Sunday, January 17, 2010

Just a Cotton-Pickin' Minute Here

I liked the title of your last post, honey, BUT you were only half right in how you characterized me (and even Shirky, who goes further than I do). Specifically:

>>They claim women won't achieve the success we want without tooting our horn
Yes absolutely.

>>and cheating.
No. I didn't say or mean that.

>>We need to boast
Yes absolutely

>>and even lie about our capacities and accomplishments
I didn't say lie. Shirky did, but he means a yes to "can you handle this job?" when you're not sure. That's not really a lie in my view; more of a gamble, and a responsibility to scramble and make your bold statement true.

>>Bravado yields recognition, promotion and big bucks.
Absolutely. Do you disagree? Do you have a plan for changing this?

>>Isn't this what's known as selling one's soul?
No. It's confidence -- the same confidence women always say they want in the men they date. If you have two job applicants with equal qualifications, and one is confident they can handle it while the other isn't, which would you choose?

I don't like arrogance, self-promotion, and relentless drive to get ahead. But as Shirky says, these traits are very common among successful people. You may say that many people including you (and possibly more women than men) would rather not succeed than become that obnoxious. Fine. But then you can't complain that women don't make as much money, rise to the tops of organizations, etc.

Is that what you want?

Wednesday, June 24, 2009

Gender bias in theater? Yes, but it's complicated

3 rigorous new studies looked at whether there is gender bias in theater, i.e. whether plays by women get produced less often, or are not allowed to play as long (regardless of profitably.)

The results are striking and unexpected. Theatrical artistic directors defend the fact that most produced plays are written by men, by saying that men simply write more plays. The study actually confirmed this; there are twice as many male playwrights, and they're more prolific to boot.

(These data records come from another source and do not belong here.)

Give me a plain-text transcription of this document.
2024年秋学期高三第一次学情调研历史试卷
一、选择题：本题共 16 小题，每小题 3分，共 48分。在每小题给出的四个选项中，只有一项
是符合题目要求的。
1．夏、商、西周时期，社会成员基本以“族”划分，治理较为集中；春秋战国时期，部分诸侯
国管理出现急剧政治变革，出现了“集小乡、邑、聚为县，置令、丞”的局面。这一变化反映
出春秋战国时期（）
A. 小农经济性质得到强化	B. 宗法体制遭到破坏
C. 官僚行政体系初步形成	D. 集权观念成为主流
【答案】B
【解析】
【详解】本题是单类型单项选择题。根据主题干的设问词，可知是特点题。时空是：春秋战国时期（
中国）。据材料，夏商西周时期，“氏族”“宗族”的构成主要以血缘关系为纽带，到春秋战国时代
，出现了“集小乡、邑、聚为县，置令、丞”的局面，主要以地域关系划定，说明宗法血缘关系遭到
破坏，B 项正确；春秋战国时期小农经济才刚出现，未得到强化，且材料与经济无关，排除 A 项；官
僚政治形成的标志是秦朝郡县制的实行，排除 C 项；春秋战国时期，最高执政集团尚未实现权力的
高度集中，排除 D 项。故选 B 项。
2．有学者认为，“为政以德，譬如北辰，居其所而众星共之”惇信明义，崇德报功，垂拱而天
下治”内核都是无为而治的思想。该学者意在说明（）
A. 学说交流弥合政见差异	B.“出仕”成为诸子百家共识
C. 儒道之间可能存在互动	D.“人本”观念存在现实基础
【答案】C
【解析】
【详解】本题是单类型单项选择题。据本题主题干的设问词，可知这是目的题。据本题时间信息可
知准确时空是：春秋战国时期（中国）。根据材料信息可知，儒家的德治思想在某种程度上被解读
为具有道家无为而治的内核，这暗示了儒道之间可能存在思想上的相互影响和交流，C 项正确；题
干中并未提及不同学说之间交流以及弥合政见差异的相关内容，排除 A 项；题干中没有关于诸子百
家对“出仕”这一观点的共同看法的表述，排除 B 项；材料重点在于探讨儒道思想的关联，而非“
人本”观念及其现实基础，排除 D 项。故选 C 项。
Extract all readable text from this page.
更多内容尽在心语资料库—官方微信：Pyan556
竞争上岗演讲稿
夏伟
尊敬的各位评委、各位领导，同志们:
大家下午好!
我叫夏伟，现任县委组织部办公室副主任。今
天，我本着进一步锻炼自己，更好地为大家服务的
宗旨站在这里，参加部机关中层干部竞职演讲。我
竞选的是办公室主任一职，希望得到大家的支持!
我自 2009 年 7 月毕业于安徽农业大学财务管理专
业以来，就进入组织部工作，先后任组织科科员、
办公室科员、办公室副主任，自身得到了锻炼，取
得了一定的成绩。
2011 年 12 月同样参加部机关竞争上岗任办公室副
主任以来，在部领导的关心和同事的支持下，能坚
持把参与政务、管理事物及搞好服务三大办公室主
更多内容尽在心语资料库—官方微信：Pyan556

BUT -- when the same play was sent out, half the time under a man's name and half under a woman's, the "woman's" play was rated significantly worse overall. Here's the twist: male artistic directors and literary managers rated them exactly the same, but female ADs and LMs downgraded "Mary's" play.

The third study looked at the 329 new plays over the last decade on Broadway, where we can roughly assume that money is the main criteria. Plays by men outnumber those by women 8 to 1. The plays written by women that were produced made 15-20% more money than men's plays -- but they weren't allowed to run any longer.

Conclusion -- there's money to be made by producing more female-written plays on Broadway. And this stuff is complicated.